See More: Why Simplicity Is Key to Data Clean Room Adoption
IT Leaders Expect Industry-specific Models to Create More Business Value
According to the results of Info-Tech Research Group’s Future of IT survey, conducted online between June and August of 2023, IT leaders rated industry-specific generative AI models as the most interesting tied with text-based models such as ChatGPT (the survey was run before ChatGPT’s updates to include multi-modal support.) The third-most interesting type of generative AI was code, followed by interfaces.
Image source: Info-Tech Research Group.
The concept of shared data stores extends back to pre-digital eras when companies would keep physical records on-site and allow their review by regulators and partners for reasons including compliance and merger and acquisition considerations. Professionals had to sign non-disclosure agreements about using the data found therein. In the digital age, one primary use of shared data stores is to get better customer insights and create advertising markets. For example, since 2022, Google has offered its Publisher Advertiser Identity Reconciliation (PAIR) solution to reconcile first-party customer data between publishers and advertisers.
Solutions more akin to AWS Clean Rooms can be found in SoftwareReviews’ Analytical Data Store quadrant. For example, Snowflake is a dedicated cloud data platform used by customers pursuing a multi-cloud strategy and offers a Global Data Clean Room for its customers to collaborate. Cloudera’s open data lakehouse offers shared data between customers, using AWS as its backend system.
AWS Architecture to Facilitate Cross-organizational Data and Model Collaboration on Clean Rooms
Image source: AWS
AWS says Clean Rooms offers multiple layers of privacy protection for Clean Rooms. It starts with isolating data a company wants to share, selecting who you want to collaborate with, determining what data is allowed to be analyzed by those partners, and finally, what protections are applied to the outputs. AWS provides encryption for all data stored in the Clean Rooms but ultimately says it is up to customers not to include data from customers who’ve not consented to share their data with a third-party provider.
Once the architecture layers are in place, the shared data is available through a persistent, subscription-based offering or via a consumption-based API.
New Choices Await CIOs Charting Their AI Roadmap
Data is the fuel for machine learning models, including new generative AI models.
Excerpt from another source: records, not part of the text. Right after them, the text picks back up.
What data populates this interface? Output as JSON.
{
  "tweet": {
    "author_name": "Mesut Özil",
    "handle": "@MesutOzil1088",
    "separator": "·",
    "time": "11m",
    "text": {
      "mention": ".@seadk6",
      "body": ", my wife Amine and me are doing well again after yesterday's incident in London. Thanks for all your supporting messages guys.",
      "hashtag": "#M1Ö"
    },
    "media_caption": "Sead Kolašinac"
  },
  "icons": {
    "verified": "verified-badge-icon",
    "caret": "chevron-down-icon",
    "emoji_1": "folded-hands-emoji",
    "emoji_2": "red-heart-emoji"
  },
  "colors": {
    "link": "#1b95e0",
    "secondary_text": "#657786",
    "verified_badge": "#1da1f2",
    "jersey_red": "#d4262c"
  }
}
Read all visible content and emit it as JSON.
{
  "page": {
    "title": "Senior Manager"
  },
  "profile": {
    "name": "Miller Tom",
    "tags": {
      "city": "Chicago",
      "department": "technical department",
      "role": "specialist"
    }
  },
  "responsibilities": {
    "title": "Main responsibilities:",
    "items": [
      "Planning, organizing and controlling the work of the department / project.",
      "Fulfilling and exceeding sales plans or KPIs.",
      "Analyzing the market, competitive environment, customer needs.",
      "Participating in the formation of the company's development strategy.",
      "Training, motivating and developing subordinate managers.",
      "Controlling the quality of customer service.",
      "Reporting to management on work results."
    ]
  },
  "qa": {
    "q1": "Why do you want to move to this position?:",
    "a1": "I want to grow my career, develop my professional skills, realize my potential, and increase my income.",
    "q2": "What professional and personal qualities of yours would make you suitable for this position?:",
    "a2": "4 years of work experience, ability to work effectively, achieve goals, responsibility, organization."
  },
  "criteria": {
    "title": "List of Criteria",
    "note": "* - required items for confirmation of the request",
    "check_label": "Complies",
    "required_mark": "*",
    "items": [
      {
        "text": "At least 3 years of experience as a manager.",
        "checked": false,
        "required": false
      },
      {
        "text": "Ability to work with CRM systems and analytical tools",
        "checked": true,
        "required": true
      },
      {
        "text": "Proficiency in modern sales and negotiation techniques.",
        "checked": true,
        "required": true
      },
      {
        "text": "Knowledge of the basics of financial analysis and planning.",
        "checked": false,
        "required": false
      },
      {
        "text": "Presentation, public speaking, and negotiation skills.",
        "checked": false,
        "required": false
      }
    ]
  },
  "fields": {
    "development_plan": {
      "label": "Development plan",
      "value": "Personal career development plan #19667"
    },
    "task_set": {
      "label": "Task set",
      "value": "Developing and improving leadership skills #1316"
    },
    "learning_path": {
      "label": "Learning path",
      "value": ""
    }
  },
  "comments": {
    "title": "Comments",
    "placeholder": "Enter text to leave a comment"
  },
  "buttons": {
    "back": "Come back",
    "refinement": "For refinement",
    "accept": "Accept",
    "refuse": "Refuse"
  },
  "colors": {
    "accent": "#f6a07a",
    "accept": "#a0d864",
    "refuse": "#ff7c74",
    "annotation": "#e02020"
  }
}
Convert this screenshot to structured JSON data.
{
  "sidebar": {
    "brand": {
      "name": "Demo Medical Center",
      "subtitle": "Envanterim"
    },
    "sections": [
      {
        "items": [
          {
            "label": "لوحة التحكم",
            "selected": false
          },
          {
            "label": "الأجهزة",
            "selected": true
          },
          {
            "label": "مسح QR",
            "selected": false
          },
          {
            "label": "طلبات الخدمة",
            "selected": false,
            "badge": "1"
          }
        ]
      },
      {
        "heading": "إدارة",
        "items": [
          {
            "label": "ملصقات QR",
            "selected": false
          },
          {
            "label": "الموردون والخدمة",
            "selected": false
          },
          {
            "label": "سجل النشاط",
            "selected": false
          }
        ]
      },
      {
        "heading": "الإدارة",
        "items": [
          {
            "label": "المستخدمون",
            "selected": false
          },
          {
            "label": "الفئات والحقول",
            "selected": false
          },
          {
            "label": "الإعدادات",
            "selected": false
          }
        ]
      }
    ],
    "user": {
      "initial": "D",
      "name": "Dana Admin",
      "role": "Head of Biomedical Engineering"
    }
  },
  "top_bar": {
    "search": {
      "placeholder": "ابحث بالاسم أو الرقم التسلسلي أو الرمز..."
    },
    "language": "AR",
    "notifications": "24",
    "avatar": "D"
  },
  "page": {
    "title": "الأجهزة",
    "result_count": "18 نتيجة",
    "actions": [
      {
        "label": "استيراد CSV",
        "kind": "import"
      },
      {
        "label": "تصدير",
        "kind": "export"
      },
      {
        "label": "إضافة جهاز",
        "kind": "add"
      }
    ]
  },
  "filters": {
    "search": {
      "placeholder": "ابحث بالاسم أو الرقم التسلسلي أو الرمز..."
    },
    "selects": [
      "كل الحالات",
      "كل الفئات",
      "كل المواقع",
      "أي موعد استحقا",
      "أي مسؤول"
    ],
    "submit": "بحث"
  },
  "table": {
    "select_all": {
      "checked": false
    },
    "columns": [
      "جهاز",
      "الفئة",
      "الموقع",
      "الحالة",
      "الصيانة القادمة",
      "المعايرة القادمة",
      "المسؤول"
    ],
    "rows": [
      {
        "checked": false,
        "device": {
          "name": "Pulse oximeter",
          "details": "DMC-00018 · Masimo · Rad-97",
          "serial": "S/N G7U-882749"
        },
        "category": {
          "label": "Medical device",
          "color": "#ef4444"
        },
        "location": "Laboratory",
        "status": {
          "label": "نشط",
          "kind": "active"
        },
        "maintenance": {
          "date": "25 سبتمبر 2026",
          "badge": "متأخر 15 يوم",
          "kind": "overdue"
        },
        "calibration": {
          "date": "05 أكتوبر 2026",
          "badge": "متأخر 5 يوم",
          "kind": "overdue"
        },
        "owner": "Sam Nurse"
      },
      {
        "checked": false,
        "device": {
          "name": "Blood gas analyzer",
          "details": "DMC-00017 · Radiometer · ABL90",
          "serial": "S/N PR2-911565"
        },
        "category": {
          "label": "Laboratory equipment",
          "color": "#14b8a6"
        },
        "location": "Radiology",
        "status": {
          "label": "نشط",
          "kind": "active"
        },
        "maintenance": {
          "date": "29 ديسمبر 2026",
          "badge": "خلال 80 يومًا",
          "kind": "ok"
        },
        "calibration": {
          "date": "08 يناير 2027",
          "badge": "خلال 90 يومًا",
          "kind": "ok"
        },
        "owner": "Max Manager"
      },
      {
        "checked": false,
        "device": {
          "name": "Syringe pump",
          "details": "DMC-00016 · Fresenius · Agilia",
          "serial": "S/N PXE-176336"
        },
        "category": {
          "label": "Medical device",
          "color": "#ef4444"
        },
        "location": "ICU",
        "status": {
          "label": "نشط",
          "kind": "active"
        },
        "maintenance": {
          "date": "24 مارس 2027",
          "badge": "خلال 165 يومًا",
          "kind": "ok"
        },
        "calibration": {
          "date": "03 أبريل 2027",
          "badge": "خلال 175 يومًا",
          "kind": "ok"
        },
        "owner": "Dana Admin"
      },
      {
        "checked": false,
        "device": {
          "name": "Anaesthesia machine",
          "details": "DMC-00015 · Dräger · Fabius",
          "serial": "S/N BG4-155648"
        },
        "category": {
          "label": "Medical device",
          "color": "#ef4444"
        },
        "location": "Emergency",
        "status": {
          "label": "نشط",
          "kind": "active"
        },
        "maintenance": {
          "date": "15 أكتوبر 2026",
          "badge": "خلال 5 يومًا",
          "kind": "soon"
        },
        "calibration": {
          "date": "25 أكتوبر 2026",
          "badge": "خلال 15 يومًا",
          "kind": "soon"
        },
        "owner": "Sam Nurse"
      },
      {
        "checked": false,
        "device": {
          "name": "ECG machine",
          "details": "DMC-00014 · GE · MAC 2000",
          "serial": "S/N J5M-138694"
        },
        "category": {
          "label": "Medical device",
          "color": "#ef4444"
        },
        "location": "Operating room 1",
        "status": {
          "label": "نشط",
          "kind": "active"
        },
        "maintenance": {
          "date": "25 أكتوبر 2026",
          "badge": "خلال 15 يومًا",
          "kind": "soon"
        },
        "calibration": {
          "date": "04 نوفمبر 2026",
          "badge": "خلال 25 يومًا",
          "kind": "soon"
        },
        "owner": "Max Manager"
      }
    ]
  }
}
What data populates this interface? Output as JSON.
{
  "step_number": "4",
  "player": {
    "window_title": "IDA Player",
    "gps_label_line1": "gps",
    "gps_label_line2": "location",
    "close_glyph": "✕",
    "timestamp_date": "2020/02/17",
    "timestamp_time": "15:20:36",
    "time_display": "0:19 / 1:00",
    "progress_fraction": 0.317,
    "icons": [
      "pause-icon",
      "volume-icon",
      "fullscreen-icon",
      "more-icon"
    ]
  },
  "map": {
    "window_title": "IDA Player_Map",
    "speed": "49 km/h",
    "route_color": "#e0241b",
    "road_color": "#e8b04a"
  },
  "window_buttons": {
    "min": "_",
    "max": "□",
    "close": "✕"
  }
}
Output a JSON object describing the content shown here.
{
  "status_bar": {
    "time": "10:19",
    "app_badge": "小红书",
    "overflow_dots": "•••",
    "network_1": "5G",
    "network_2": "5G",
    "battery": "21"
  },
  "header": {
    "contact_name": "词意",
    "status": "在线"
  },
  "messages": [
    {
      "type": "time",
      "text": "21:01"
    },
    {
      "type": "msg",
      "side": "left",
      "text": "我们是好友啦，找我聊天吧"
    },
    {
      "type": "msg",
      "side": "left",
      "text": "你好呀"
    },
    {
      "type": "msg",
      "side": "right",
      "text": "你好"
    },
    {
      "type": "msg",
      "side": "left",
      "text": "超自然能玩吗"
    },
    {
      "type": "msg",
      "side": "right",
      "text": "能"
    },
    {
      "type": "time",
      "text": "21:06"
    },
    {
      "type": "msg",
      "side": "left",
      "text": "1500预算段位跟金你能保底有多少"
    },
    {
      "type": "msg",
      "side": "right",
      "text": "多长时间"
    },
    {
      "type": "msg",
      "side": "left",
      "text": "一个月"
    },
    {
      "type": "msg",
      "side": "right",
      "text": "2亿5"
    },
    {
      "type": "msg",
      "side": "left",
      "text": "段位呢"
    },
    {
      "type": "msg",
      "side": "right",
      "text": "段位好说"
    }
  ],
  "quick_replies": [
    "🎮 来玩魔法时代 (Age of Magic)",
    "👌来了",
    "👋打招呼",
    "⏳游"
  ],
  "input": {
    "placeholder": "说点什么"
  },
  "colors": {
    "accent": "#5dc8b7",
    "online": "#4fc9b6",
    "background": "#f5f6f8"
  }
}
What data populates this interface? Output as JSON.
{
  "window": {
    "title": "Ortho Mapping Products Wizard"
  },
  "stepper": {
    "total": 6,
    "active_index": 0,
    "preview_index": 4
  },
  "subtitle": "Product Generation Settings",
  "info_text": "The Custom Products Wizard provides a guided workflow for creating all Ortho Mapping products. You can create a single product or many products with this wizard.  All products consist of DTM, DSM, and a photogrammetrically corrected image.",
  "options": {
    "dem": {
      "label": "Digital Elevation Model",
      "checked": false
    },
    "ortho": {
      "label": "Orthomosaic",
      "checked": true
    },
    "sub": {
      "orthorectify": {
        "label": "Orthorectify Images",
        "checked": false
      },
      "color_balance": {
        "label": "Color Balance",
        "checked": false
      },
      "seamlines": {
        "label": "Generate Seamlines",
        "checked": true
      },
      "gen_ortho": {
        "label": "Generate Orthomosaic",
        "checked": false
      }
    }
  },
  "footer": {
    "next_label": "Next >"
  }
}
Over the next year, organizations will need to create a data strategy to harvest their own proprietary data to customize and pre-train foundation models and seek other external data sources to complement that effort. Working with other organizations on creating a shared model for a specific purpose is one path to creating value. Consider what has been done: the airline-owned data broker creates custom offers personalized to each customer, boosting sales for airlines that share their shopping data.
Where to build these data alliances is the question. AWS offers a native way to connect all of its customers and is announcing its intent to take the lead in creating industry collaborations. That could provide AWS a first-move advantage if it pools the best data sets and trains the best industry models.
A downside for adopters will be vendor lock-in. Maybe you can take your data out of AWS, but you won’t be able to move the data or models inside of a Clean Room data store. Perhaps it can be integrated through a middleware layer, but this adds complexity. This will have CIOs who are pursuing multi-cloud strategies thinking carefully about where they want to source this capability and whether it should be from a multi-cloud gateway.
Sharing data directly should only be considered by organizations with mature data governance in place.